As of the end of the Forties, Lucien Romani approached the Institut Aerotechnique (IAT) at Saint-Cyr l'Ecole (Yvelines)
where my father worked (aerial view of the site now).

This small research station on wind energy had two objects:
- Testing wind turbines.
- To develop ways to measure the performance of the future wind turbine Nogent-le-Roi which involved research on the structure of the moving air.
Several types
of small wind turbines were tested there on metal pylons. The
last sample was the BEST-Romani 10 KVA aerogenerator.
Not
only wind
turbine were tested there :
- The CDC - Ailleret
anemometer standed
on the top highest of the three pylons attesting the interest
that the Polytechnician Pierre Ailleret had to the study of the
wind
power a long time before being the Manager
of the Direction des Etudes et Recherches of Electricité de France (there is
a room Pierre Ailleret at EDF
R&D in Clamart).
- The Romani anemometer whose sensor was a striated vertival cylinder mechanically linked to a scale equipped with strain gauges inserted in an electrical circuit of the "Wheatstone bridge" type.

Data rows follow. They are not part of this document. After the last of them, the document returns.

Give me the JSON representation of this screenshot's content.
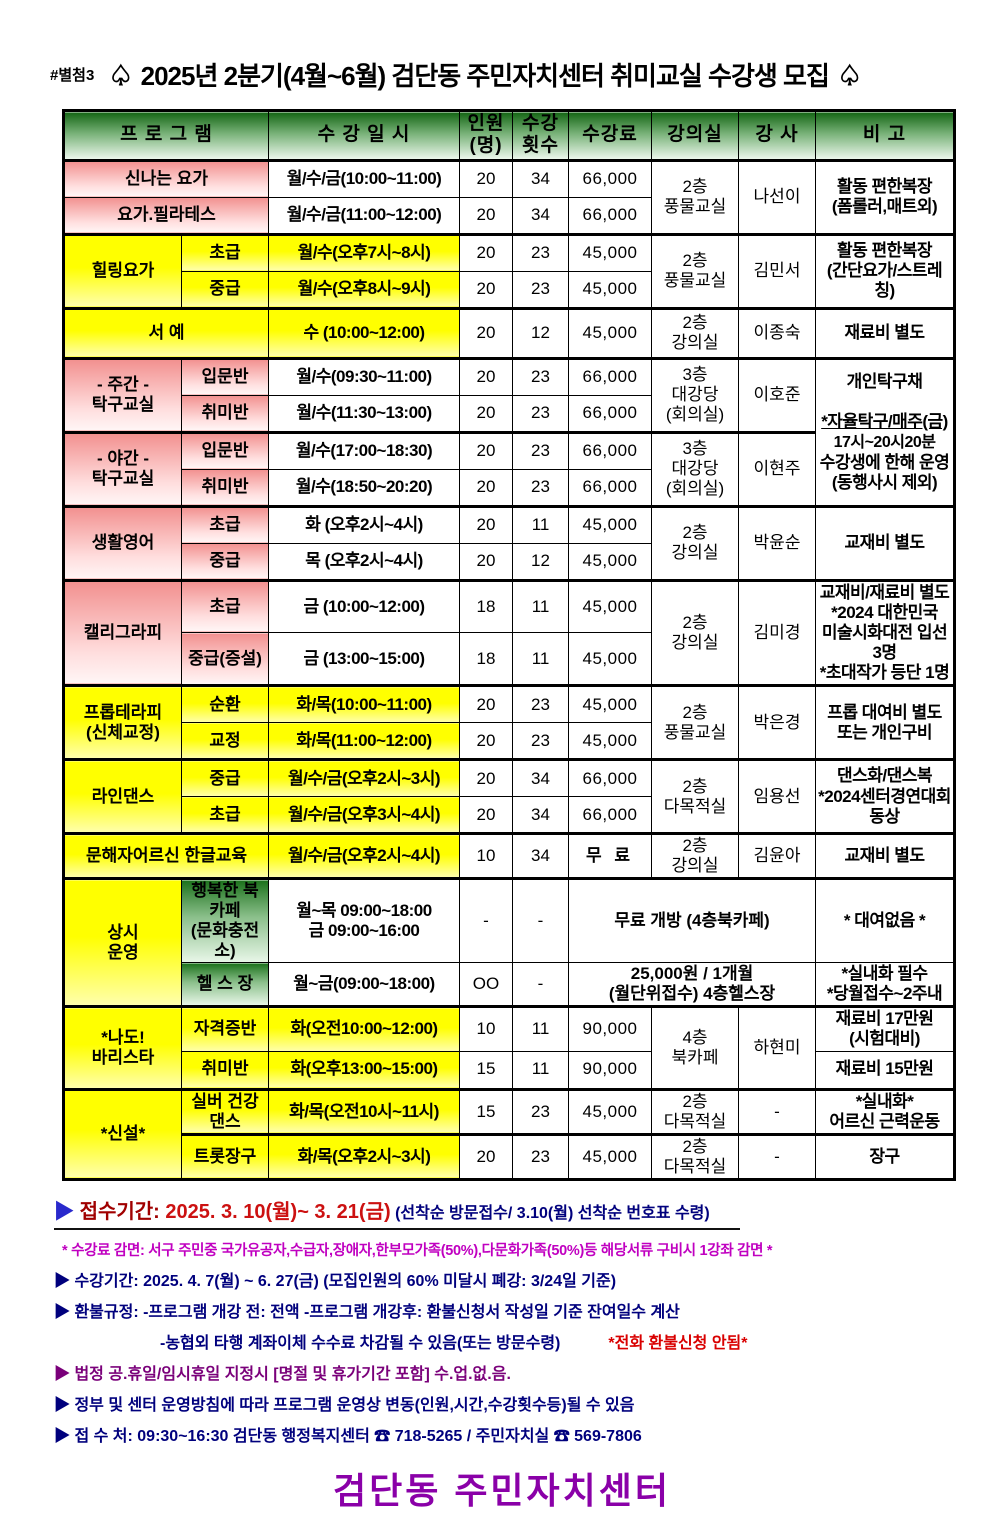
{
  "title": {
    "tag": "#별첨3",
    "spade": "♤",
    "text": "2025년 2분기(4월~6월) 검단동 주민자치센터 취미교실 수강생 모집"
  },
  "colors": {
    "header_green": "#156615",
    "cell_pink": "#f2908f",
    "cell_yellow": "#ffff00",
    "note_navy": "#00007d",
    "note_magenta": "#c000c0",
    "note_purple": "#7a007a",
    "warn_red": "#d90000",
    "footer_purple": "#8a00a8"
  },
  "table": {
    "headers": [
      {
        "t": "프 로 그 램",
        "c": 2
      },
      {
        "t": "수 강 일 시"
      },
      {
        "t": "인원\n(명)"
      },
      {
        "t": "수강\n횟수"
      },
      {
        "t": "수강료"
      },
      {
        "t": "강의실"
      },
      {
        "t": "강 사"
      },
      {
        "t": "비  고"
      }
    ],
    "rows": [
      [
        {
          "t": "신나는 요가",
          "c": 2,
          "k": "pink prog"
        },
        {
          "t": "월/수/금(10:00~11:00)",
          "k": "sched"
        },
        {
          "t": "20",
          "k": "num"
        },
        {
          "t": "34",
          "k": "num"
        },
        {
          "t": "66,000",
          "k": "fee"
        },
        {
          "t": "2층\n풍물교실",
          "r": 2,
          "k": "room"
        },
        {
          "t": "나선이",
          "r": 2,
          "k": "teacher"
        },
        {
          "t": "활동 편한복장\n(폼롤러,매트외)",
          "r": 2,
          "k": "note"
        }
      ],
      [
        {
          "t": "요가.필라테스",
          "c": 2,
          "k": "pink prog"
        },
        {
          "t": "월/수/금(11:00~12:00)",
          "k": "sched"
        },
        {
          "t": "20",
          "k": "num"
        },
        {
          "t": "34",
          "k": "num"
        },
        {
          "t": "66,000",
          "k": "fee"
        }
      ],
      [
        {
          "t": "힐링요가",
          "r": 2,
          "k": "yellow prog"
        },
        {
          "t": "초급",
          "k": "yellow lvl"
        },
        {
          "t": "월/수(오후7시~8시)",
          "k": "yellow sched"
        },
        {
          "t": "20",
          "k": "num"
        },
        {
          "t": "23",
          "k": "num"
        },
        {
          "t": "45,000",
          "k": "fee"
        },
        {
          "t": "2층\n풍물교실",
          "r": 2,
          "k": "room"
        },
        {
          "t": "김민서",
          "r": 2,
          "k": "teacher"
        },
        {
          "t": "활동 편한복장\n(간단요가/스트레칭)",
          "r": 2,
          "k": "note"
        }
      ],
      [
        {
          "t": "중급",
          "k": "yellow lvl"
        },
        {
          "t": "월/수(오후8시~9시)",
          "k": "yellow sched"
        },
        {
          "t": "20",
          "k": "num"
        },
        {
          "t": "23",
          "k": "num"
        },
        {
          "t": "45,000",
          "k": "fee"
        }
      ],
      [
        {
          "t": "서   예",
          "c": 2,
          "k": "yellow prog"
        },
        {
          "t": "수 (10:00~12:00)",
          "k": "yellow sched"
        },
        {
          "t": "20",
          "k": "num"
        },
        {
          "t": "12",
          "k": "num"
        },
        {
          "t": "45,000",
          "k": "fee"
        },
        {
          "t": "2층\n강의실",
          "k": "room"
        },
        {
          "t": "이종숙",
          "k": "teacher"
        },
        {
          "t": "재료비 별도",
          "k": "note"
        }
      ],
      [
        {
          "t": "- 주간 -\n탁구교실",
          "r": 2,
          "k": "pink prog"
        },
        {
          "t": "입문반",
          "k": "pink lvl"
        },
        {
          "t": "월/수(09:30~11:00)",
          "k": "sched"
        },
        {
          "t": "20",
          "k": "num"
        },
        {
          "t": "23",
          "k": "num"
        },
        {
          "t": "66,000",
          "k": "fee"
        },
        {
          "t": "3층\n대강당\n(회의실)",
          "r": 2,
          "k": "room"
        },
        {
          "t": "이호준",
          "r": 2,
          "k": "teacher"
        },
        {
          "lines": [
            {
              "t": "개인탁구채"
            },
            {
              "t": ""
            },
            {
              "t": "*자율탁구/매주(금)",
              "u": 1
            },
            {
              "t": "17시~20시20분",
              "b": 1
            },
            {
              "t": "수강생에 한해 운영"
            },
            {
              "t": "(동행사시 제외)"
            }
          ],
          "r": 4,
          "k": "note"
        }
      ],
      [
        {
          "t": "취미반",
          "k": "pink lvl"
        },
        {
          "t": "월/수(11:30~13:00)",
          "k": "sched"
        },
        {
          "t": "20",
          "k": "num"
        },
        {
          "t": "23",
          "k": "num"
        },
        {
          "t": "66,000",
          "k": "fee"
        }
      ],
      [
        {
          "t": "- 야간 -\n탁구교실",
          "r": 2,
          "k": "pink prog"
        },
        {
          "t": "입문반",
          "k": "pink lvl"
        },
        {
          "t": "월/수(17:00~18:30)",
          "k": "sched"
        },
        {
          "t": "20",
          "k": "num"
        },
        {
          "t": "23",
          "k": "num"
        },
        {
          "t": "66,000",
          "k": "fee"
        },
        {
          "t": "3층\n대강당\n(회의실)",
          "r": 2,
          "k": "room"
        },
        {
          "t": "이현주",
          "r": 2,
          "k": "teacher"
        }
      ],
      [
        {
          "t": "취미반",
          "k": "pink lvl"
        },
        {
          "t": "월/수(18:50~20:20)",
          "k": "sched"
        },
        {
          "t": "20",
          "k": "num"
        },
        {
          "t": "23",
          "k": "num"
        },
        {
          "t": "66,000",
          "k": "fee"
        }
      ],
      [
        {
          "t": "생활영어",
          "r": 2,
          "k": "pink prog"
        },
        {
          "t": "초급",
          "k": "pink lvl"
        },
        {
          "t": "화 (오후2시~4시)",
          "k": "sched"
        },
        {
          "t": "20",
          "k": "num"
        },
        {
          "t": "11",
          "k": "num"
        },
        {
          "t": "45,000",
          "k": "fee"
        },
        {
          "t": "2층\n강의실",
          "r": 2,
          "k": "room"
        },
        {
          "t": "박윤순",
          "r": 2,
          "k": "teacher"
        },
        {
          "t": "교재비 별도",
          "r": 2,
          "k": "note"
        }
      ],
      [
        {
          "t": "중급",
          "k": "pink lvl"
        },
        {
          "t": "목 (오후2시~4시)",
          "k": "sched"
        },
        {
          "t": "20",
          "k": "num"
        },
        {
          "t": "12",
          "k": "num"
        },
        {
          "t": "45,000",
          "k": "fee"
        }
      ],
      [
        {
          "t": "캘리그라피",
          "r": 2,
          "k": "pink prog"
        },
        {
          "t": "초급",
          "k": "pink lvl"
        },
        {
          "t": "금 (10:00~12:00)",
          "k": "sched"
        },
        {
          "t": "18",
          "k": "num"
        },
        {
          "t": "11",
          "k": "num"
        },
        {
          "t": "45,000",
          "k": "fee"
        },
        {
          "t": "2층\n강의실",
          "r": 2,
          "k": "room"
        },
        {
          "t": "김미경",
          "r": 2,
          "k": "teacher"
        },
        {
          "t": "교재비/재료비 별도\n*2024 대한민국\n미술시화대전 입선3명\n*초대작가 등단 1명",
          "r": 2,
          "k": "note-sm"
        }
      ],
      [
        {
          "t": "중급(증설)",
          "k": "pink lvl-sm"
        },
        {
          "t": "금 (13:00~15:00)",
          "k": "sched"
        },
        {
          "t": "18",
          "k": "num"
        },
        {
          "t": "11",
          "k": "num"
        },
        {
          "t": "45,000",
          "k": "fee"
        }
      ],
      [
        {
          "t": "프롭테라피\n(신체교정)",
          "r": 2,
          "k": "yellow prog-sm2"
        },
        {
          "t": "순환",
          "k": "yellow lvl"
        },
        {
          "t": "화/목(10:00~11:00)",
          "k": "yellow sched"
        },
        {
          "t": "20",
          "k": "num"
        },
        {
          "t": "23",
          "k": "num"
        },
        {
          "t": "45,000",
          "k": "fee"
        },
        {
          "t": "2층\n풍물교실",
          "r": 2,
          "k": "room"
        },
        {
          "t": "박은경",
          "r": 2,
          "k": "teacher"
        },
        {
          "t": "프롭 대여비 별도\n또는 개인구비",
          "r": 2,
          "k": "note"
        }
      ],
      [
        {
          "t": "교정",
          "k": "yellow lvl"
        },
        {
          "t": "화/목(11:00~12:00)",
          "k": "yellow sched"
        },
        {
          "t": "20",
          "k": "num"
        },
        {
          "t": "23",
          "k": "num"
        },
        {
          "t": "45,000",
          "k": "fee"
        }
      ],
      [
        {
          "t": "라인댄스",
          "r": 2,
          "k": "yellow prog"
        },
        {
          "t": "중급",
          "k": "yellow lvl"
        },
        {
          "t": "월/수/금(오후2시~3시)",
          "k": "yellow sched"
        },
        {
          "t": "20",
          "k": "num"
        },
        {
          "t": "34",
          "k": "num"
        },
        {
          "t": "66,000",
          "k": "fee"
        },
        {
          "t": "2층\n다목적실",
          "r": 2,
          "k": "room"
        },
        {
          "t": "임용선",
          "r": 2,
          "k": "teacher"
        },
        {
          "t": "댄스화/댄스복\n*2024센터경연대회\n동상",
          "r": 2,
          "k": "note"
        }
      ],
      [
        {
          "t": "초급",
          "k": "yellow lvl"
        },
        {
          "t": "월/수/금(오후3시~4시)",
          "k": "yellow sched"
        },
        {
          "t": "20",
          "k": "num"
        },
        {
          "t": "34",
          "k": "num"
        },
        {
          "t": "66,000",
          "k": "fee"
        }
      ],
      [
        {
          "t": "문해자어르신 한글교육",
          "c": 2,
          "k": "yellow prog-sm2"
        },
        {
          "t": "월/수/금(오후2시~4시)",
          "k": "yellow sched"
        },
        {
          "t": "10",
          "k": "num"
        },
        {
          "t": "34",
          "k": "num"
        },
        {
          "t": "무 료",
          "k": "fee-free"
        },
        {
          "t": "2층\n강의실",
          "k": "room"
        },
        {
          "t": "김윤아",
          "k": "teacher"
        },
        {
          "t": "교재비 별도",
          "k": "note"
        }
      ],
      [
        {
          "t": "상시\n운영",
          "r": 2,
          "k": "yellow prog"
        },
        {
          "t": "행복한 북카페\n(문화충전소)",
          "k": "green gname"
        },
        {
          "t": "월~목 09:00~18:00\n금 09:00~16:00",
          "k": "sched"
        },
        {
          "t": "-",
          "k": "num"
        },
        {
          "t": "-",
          "k": "num"
        },
        {
          "t": "무료 개방 (4층북카페)",
          "c": 3,
          "k": "merge-fee"
        },
        {
          "t": "* 대여없음 *",
          "k": "note"
        }
      ],
      [
        {
          "t": "헬 스 장",
          "k": "green gname"
        },
        {
          "t": "월~금(09:00~18:00)",
          "k": "sched"
        },
        {
          "t": "OO",
          "k": "oo"
        },
        {
          "t": "-",
          "k": "num"
        },
        {
          "t": "25,000원 / 1개월\n(월단위접수) 4층헬스장",
          "c": 3,
          "k": "merge-fee"
        },
        {
          "t": "*실내화 필수\n*당월접수~2주내",
          "k": "note-left"
        }
      ],
      [
        {
          "t": "*나도!\n바리스타",
          "r": 2,
          "k": "yellow prog-sm2"
        },
        {
          "t": "자격증반",
          "k": "yellow lvl"
        },
        {
          "t": "화(오전10:00~12:00)",
          "k": "yellow sched"
        },
        {
          "t": "10",
          "k": "num"
        },
        {
          "t": "11",
          "k": "num"
        },
        {
          "t": "90,000",
          "k": "fee"
        },
        {
          "t": "4층\n북카페",
          "r": 2,
          "k": "room"
        },
        {
          "t": "하현미",
          "r": 2,
          "k": "teacher"
        },
        {
          "t": "재료비 17만원\n(시험대비)",
          "k": "note"
        }
      ],
      [
        {
          "t": "취미반",
          "k": "yellow lvl"
        },
        {
          "t": "화(오후13:00~15:00)",
          "k": "yellow sched"
        },
        {
          "t": "15",
          "k": "num"
        },
        {
          "t": "11",
          "k": "num"
        },
        {
          "t": "90,000",
          "k": "fee"
        },
        {
          "t": "재료비 15만원",
          "k": "note"
        }
      ],
      [
        {
          "t": "*신설*",
          "r": 2,
          "k": "yellow prog-sm2"
        },
        {
          "t": "실버 건강댄스",
          "k": "yellow lvl-sm"
        },
        {
          "t": "화/목(오전10시~11시)",
          "k": "yellow sched"
        },
        {
          "t": "15",
          "k": "num"
        },
        {
          "t": "23",
          "k": "num"
        },
        {
          "t": "45,000",
          "k": "fee"
        },
        {
          "t": "2층\n다목적실",
          "k": "room"
        },
        {
          "t": "-",
          "k": "teacher"
        },
        {
          "t": "*실내화*\n어르신 근력운동",
          "k": "note"
        }
      ],
      [
        {
          "t": "트롯장구",
          "k": "yellow lvl"
        },
        {
          "t": "화/목(오후2시~3시)",
          "k": "yellow sched"
        },
        {
          "t": "20",
          "k": "num"
        },
        {
          "t": "23",
          "k": "num"
        },
        {
          "t": "45,000",
          "k": "fee"
        },
        {
          "t": "2층\n다목적실",
          "k": "room"
        },
        {
          "t": "-",
          "k": "teacher"
        },
        {
          "t": "장구",
          "k": "note"
        }
      ]
    ]
  },
  "notes": {
    "arrow": "▶",
    "reception": {
      "label": "접수기간: ",
      "date": "2025. 3. 10(월)~ 3. 21(금)",
      "paren": "  (선착순 방문접수/ 3.10(월) 선착순 번호표 수령)"
    },
    "discount": "* 수강료 감면: 서구 주민중 국가유공자,수급자,장애자,한부모가족(50%),다문화가족(50%)등 해당서류 구비시 1강좌 감면 *",
    "period": "▶ 수강기간: 2025. 4. 7(월) ~ 6. 27(금) (모집인원의 60% 미달시 폐강: 3/24일 기준)",
    "refund1": "▶ 환불규정: -프로그램 개강 전: 전액    -프로그램 개강후: 환불신청서 작성일 기준 잔여일수 계산",
    "refund2": "-농협외 타행 계좌이체 수수료 차감될 수 있음(또는 방문수령)",
    "refund2_warn": "*전화 환불신청 안됨*",
    "holiday": "▶ 법정 공.휴일/임시휴일 지정시 [명절 및 휴가기간 포함] 수.업.없.음.",
    "change": "▶ 정부 및 센터 운영방침에 따라 프로그램 운영상 변동(인원,시간,수강횟수등)될 수 있음",
    "apply": "▶ 접 수 처: 09:30~16:30   검단동 행정복지센터 ☎ 718-5265 / 주민자치실 ☎ 569-7806"
  },
  "footer": {
    "text": "검단동  주민자치센터"
  }
}
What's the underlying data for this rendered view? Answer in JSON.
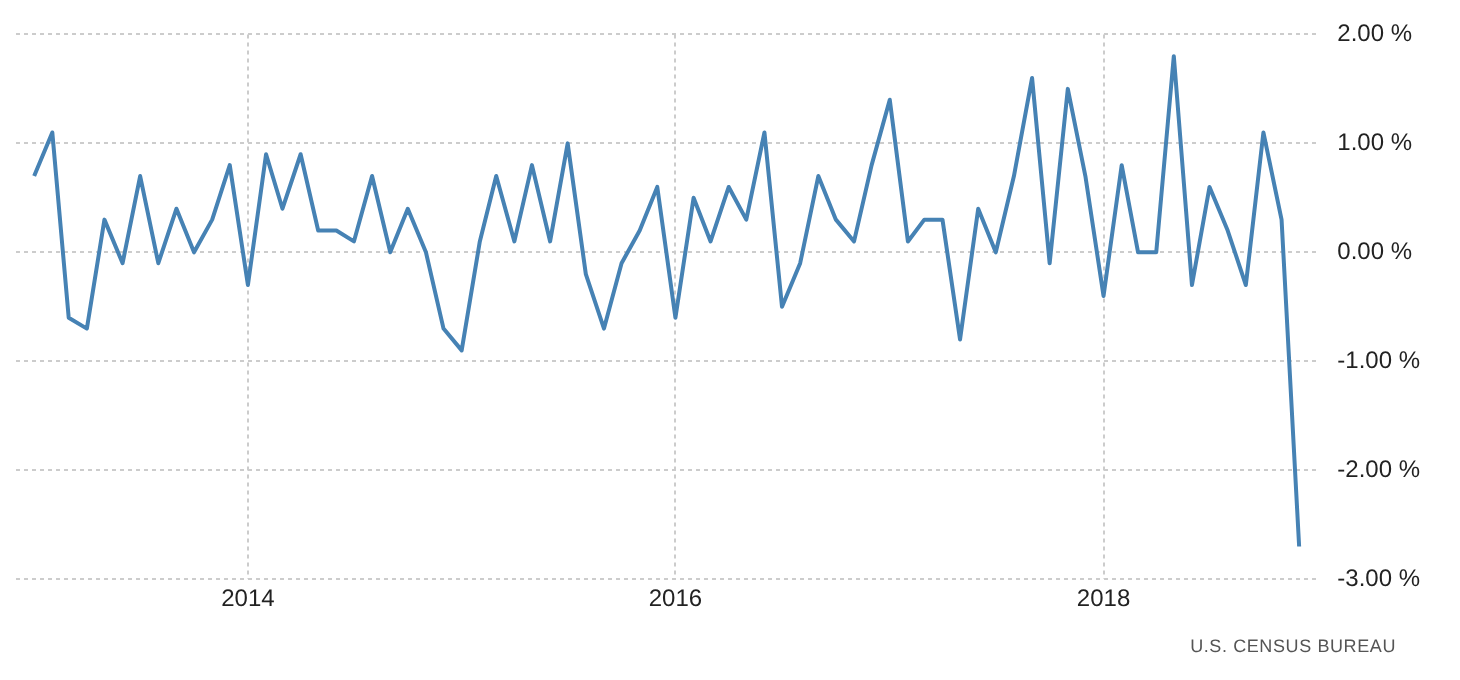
{
  "chart_data": {
    "type": "line",
    "x": [
      "2013-01",
      "2013-02",
      "2013-03",
      "2013-04",
      "2013-05",
      "2013-06",
      "2013-07",
      "2013-08",
      "2013-09",
      "2013-10",
      "2013-11",
      "2013-12",
      "2014-01",
      "2014-02",
      "2014-03",
      "2014-04",
      "2014-05",
      "2014-06",
      "2014-07",
      "2014-08",
      "2014-09",
      "2014-10",
      "2014-11",
      "2014-12",
      "2015-01",
      "2015-02",
      "2015-03",
      "2015-04",
      "2015-05",
      "2015-06",
      "2015-07",
      "2015-08",
      "2015-09",
      "2015-10",
      "2015-11",
      "2015-12",
      "2016-01",
      "2016-02",
      "2016-03",
      "2016-04",
      "2016-05",
      "2016-06",
      "2016-07",
      "2016-08",
      "2016-09",
      "2016-10",
      "2016-11",
      "2016-12",
      "2017-01",
      "2017-02",
      "2017-03",
      "2017-04",
      "2017-05",
      "2017-06",
      "2017-07",
      "2017-08",
      "2017-09",
      "2017-10",
      "2017-11",
      "2017-12",
      "2018-01",
      "2018-02",
      "2018-03",
      "2018-04",
      "2018-05",
      "2018-06",
      "2018-07",
      "2018-08",
      "2018-09",
      "2018-10",
      "2018-11",
      "2018-12"
    ],
    "series": [
      {
        "color": "#4682b4",
        "values": [
          0.7,
          1.1,
          -0.6,
          -0.7,
          0.3,
          -0.1,
          0.7,
          -0.1,
          0.4,
          0.0,
          0.3,
          0.8,
          -0.3,
          0.9,
          0.4,
          0.9,
          0.2,
          0.2,
          0.1,
          0.7,
          0.0,
          0.4,
          0.0,
          -0.7,
          -0.9,
          0.1,
          0.7,
          0.1,
          0.8,
          0.1,
          1.0,
          -0.2,
          -0.7,
          -0.1,
          0.2,
          0.6,
          -0.6,
          0.5,
          0.1,
          0.6,
          0.3,
          1.1,
          -0.5,
          -0.1,
          0.7,
          0.3,
          0.1,
          0.8,
          1.4,
          0.1,
          0.3,
          0.3,
          -0.8,
          0.4,
          0.0,
          0.7,
          1.6,
          -0.1,
          1.5,
          0.7,
          -0.4,
          0.8,
          0.0,
          0.0,
          1.8,
          -0.3,
          0.6,
          0.2,
          -0.3,
          1.1,
          0.3,
          -2.7
        ]
      }
    ],
    "xlim": [
      "2012-12",
      "2019-01"
    ],
    "xticks": [
      {
        "value": "2014-01",
        "label": "2014"
      },
      {
        "value": "2016-01",
        "label": "2016"
      },
      {
        "value": "2018-01",
        "label": "2018"
      }
    ],
    "ylim": [
      -3,
      2
    ],
    "yticks": [
      {
        "value": -3,
        "label": "-3.00 %"
      },
      {
        "value": -2,
        "label": "-2.00 %"
      },
      {
        "value": -1,
        "label": "-1.00 %"
      },
      {
        "value": 0,
        "label": "0.00 %"
      },
      {
        "value": 1,
        "label": "1.00 %"
      },
      {
        "value": 2,
        "label": "2.00 %"
      }
    ],
    "grid": true,
    "legend": false,
    "marker": "none",
    "line_style": "solid",
    "annotations": [
      "U.S. CENSUS BUREAU"
    ]
  }
}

- Cheap cups anemometers to count the number of revolutions of the butterfly system. These anemometers were distributed to volunteers complacent: teachers, town clerks, etc ... who agreed to devote part of their time to conduct the surveys (most were already equipped with mini-weather stations and tranmettaient their measures to the National Meteorological Office at Trappes).
The research station was also used in the development of gauges coupled with recorders using the Poggendorff method (mesurement by opposition).
These devices required controls, developements or calibration within the precincts of the research station itself or in the wind tunnel of the close Institut Aerotechnique.
On January first, 1955 my father was recruited by the BEST and his first missions were to monitor this aerogenerator and the measuring instruments the activity of which he had to record daily.
Models derived from the experimental aerogenerator BEST-Romani
(10 KVA) were produced by the Aerowatt company and equipped
the Service
des Phares et Balises as well as the weather stations
of Paul-Emile Victor in Terre-Adélie.
There is a doubt about the links between the BEST and Aerowatt.
According to Andre Argan, Head of the Division Energie du Vent
at the Direction des Etudes et Recherches of EDF, Aerowatt
would have been a subsidiary company of the Commissariat à l'Energie
Atomique and the BEST would have had a participation there.
This assertion however could not be crosschecked. The facts are
that, when a wind turbine from Aerowatt had technical
problems, that was often
the engineers and technicians of the BEST which intervened
(lighthouse of Sept Iles off
Ploumanac' h, in particular).
The Aerowatt company was purchased by the Société Vergnet
SA from Marc Vergnet who still manufactures and markets
wind turbines under this trade-mark.